Under an ECS Option C subcontract, the main contractor applies contra charges to the payment application. A portion of the contra charges relate to de-scoped work and others relate to works instructed by the main contractor to other subcontractors (for which the main contractor has been paid by the Client under a CE).
The main contractor should have issued a PMI to de-scope part of the works that were priced at tender stage but failed to do so and simply deducted contra charges from the subcontractors payment cert. There was no PMI, CEN, Risk Reduction Meeting and the subcontractor was not given the opportunity to mitigate the costs.

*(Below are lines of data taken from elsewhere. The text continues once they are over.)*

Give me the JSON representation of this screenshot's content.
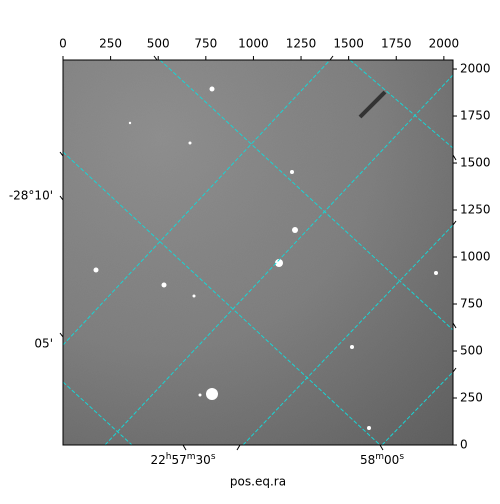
{
  "chart_data": {
    "type": "image",
    "xlim": [
      0,
      2048
    ],
    "ylim": [
      0,
      2048
    ],
    "xticks": [
      0,
      250,
      500,
      750,
      1000,
      1250,
      1500,
      1750,
      2000
    ],
    "yticks": [
      0,
      250,
      500,
      750,
      1000,
      1250,
      1500,
      1750,
      2000
    ],
    "ra_labels": [
      "22h57m30s",
      "58m00s"
    ],
    "dec_labels": [
      "-28°10'",
      "05'"
    ],
    "xlabel": "pos.eq.ra"
  }
}
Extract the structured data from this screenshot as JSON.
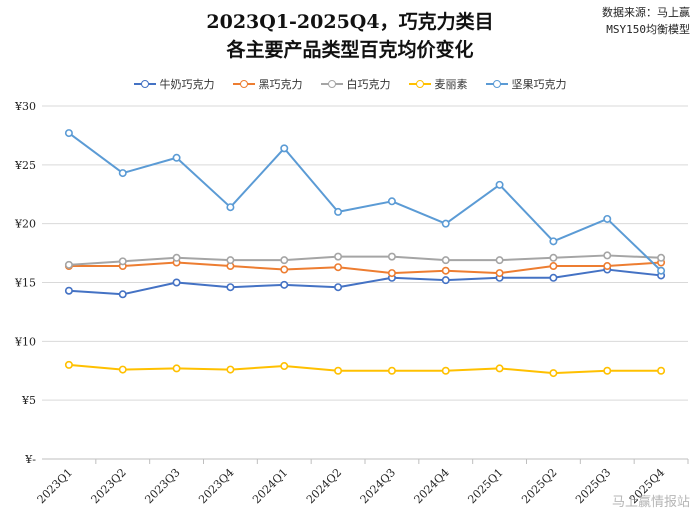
{
  "header": {
    "title_line1": "2023Q1-2025Q4，巧克力类目",
    "title_line2": "各主要产品类型百克均价变化",
    "source_line1": "数据来源：马上赢",
    "source_line2": "MSY150均衡模型"
  },
  "watermark": "马上赢情报站",
  "chart_data": {
    "type": "line",
    "categories": [
      "2023Q1",
      "2023Q2",
      "2023Q3",
      "2023Q4",
      "2024Q1",
      "2024Q2",
      "2024Q3",
      "2024Q4",
      "2025Q1",
      "2025Q2",
      "2025Q3",
      "2025Q4"
    ],
    "y_tick_labels": [
      "¥-",
      "¥5",
      "¥10",
      "¥15",
      "¥20",
      "¥25",
      "¥30"
    ],
    "ylim": [
      0,
      30
    ],
    "grid": true,
    "legend_position": "top",
    "series": [
      {
        "name": "牛奶巧克力",
        "color": "#4472C4",
        "values": [
          14.3,
          14.0,
          15.0,
          14.6,
          14.8,
          14.6,
          15.4,
          15.2,
          15.4,
          15.4,
          16.1,
          15.6
        ]
      },
      {
        "name": "黑巧克力",
        "color": "#ED7D31",
        "values": [
          16.4,
          16.4,
          16.7,
          16.4,
          16.1,
          16.3,
          15.8,
          16.0,
          15.8,
          16.4,
          16.4,
          16.7
        ]
      },
      {
        "name": "白巧克力",
        "color": "#A5A5A5",
        "values": [
          16.5,
          16.8,
          17.1,
          16.9,
          16.9,
          17.2,
          17.2,
          16.9,
          16.9,
          17.1,
          17.3,
          17.1
        ]
      },
      {
        "name": "麦丽素",
        "color": "#FFC000",
        "values": [
          8.0,
          7.6,
          7.7,
          7.6,
          7.9,
          7.5,
          7.5,
          7.5,
          7.7,
          7.3,
          7.5,
          7.5
        ]
      },
      {
        "name": "坚果巧克力",
        "color": "#5B9BD5",
        "values": [
          27.7,
          24.3,
          25.6,
          21.4,
          26.4,
          21.0,
          21.9,
          20.0,
          23.3,
          18.5,
          20.4,
          16.0
        ]
      }
    ]
  }
}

Under the ECC contract, the assessment of a CE has to be done based on the forecast defined cost. However, the defined cost is now is substantially higher than the original budget for the descoped works, but the subcontractor was not given the opportunity to complete the work.
The subcontractor has highlighted the contractual problem with the contra charge but the main contractor refuses to release payment and deal with them correctly through the contract.
What recourse has the subcontractor to get fair treatment and ultimately get paid
From what you have said it doesn’t sound as though the Contractor’s QS understands the principle of how a Main Option C operates. Any changes to the Scope are dealt with as a CE and do not affect the payment process which is based on ‘actual cost’ (Defined Cost plus Fee = PWDD), so I am not sure why they are applying ‘contra charges’ for ‘de-scope’. Even under a Main Option A, a contra charge for de-scope would not be the correct way to deal with this issue.
Any CE assessment for de-scope adjusts the ‘target’ (Prices), which is used to calculate the share amount.
If formal discussions lead to nowhere, then you could notify a CE under clause 60.1 (18) for a Contractor breach as they have not complied with their payment obligations under the contract. The 3rd bullet point under clause 50.2 is not a ‘catch all’ for any amount that the person doing the assessment thinks they might want to include and is specific to any entitlement under the contract such as clause 25.3, 45.1, X7 or X16. If that doesn’t work then you may have to notify a formal dispute, but hopefully it won’t need to go that far.
There are no such thing as “contra-charges” under the contract. If the works are de-scoped then these should be instructed and notified as a compensation event. The Subcontractor then should have the chance to price how much they think it would have been and the Contractor can consider if they agree with the quotation and assess themselves (in accordance with the rules) if they don’t agree.
The bad news is that it would be assessed at the cost of what it would have cost them at the point it was de-instructed - which might have been more than it would have been tendered for (but if it wasn’t removed it would have cost them more to install anyway).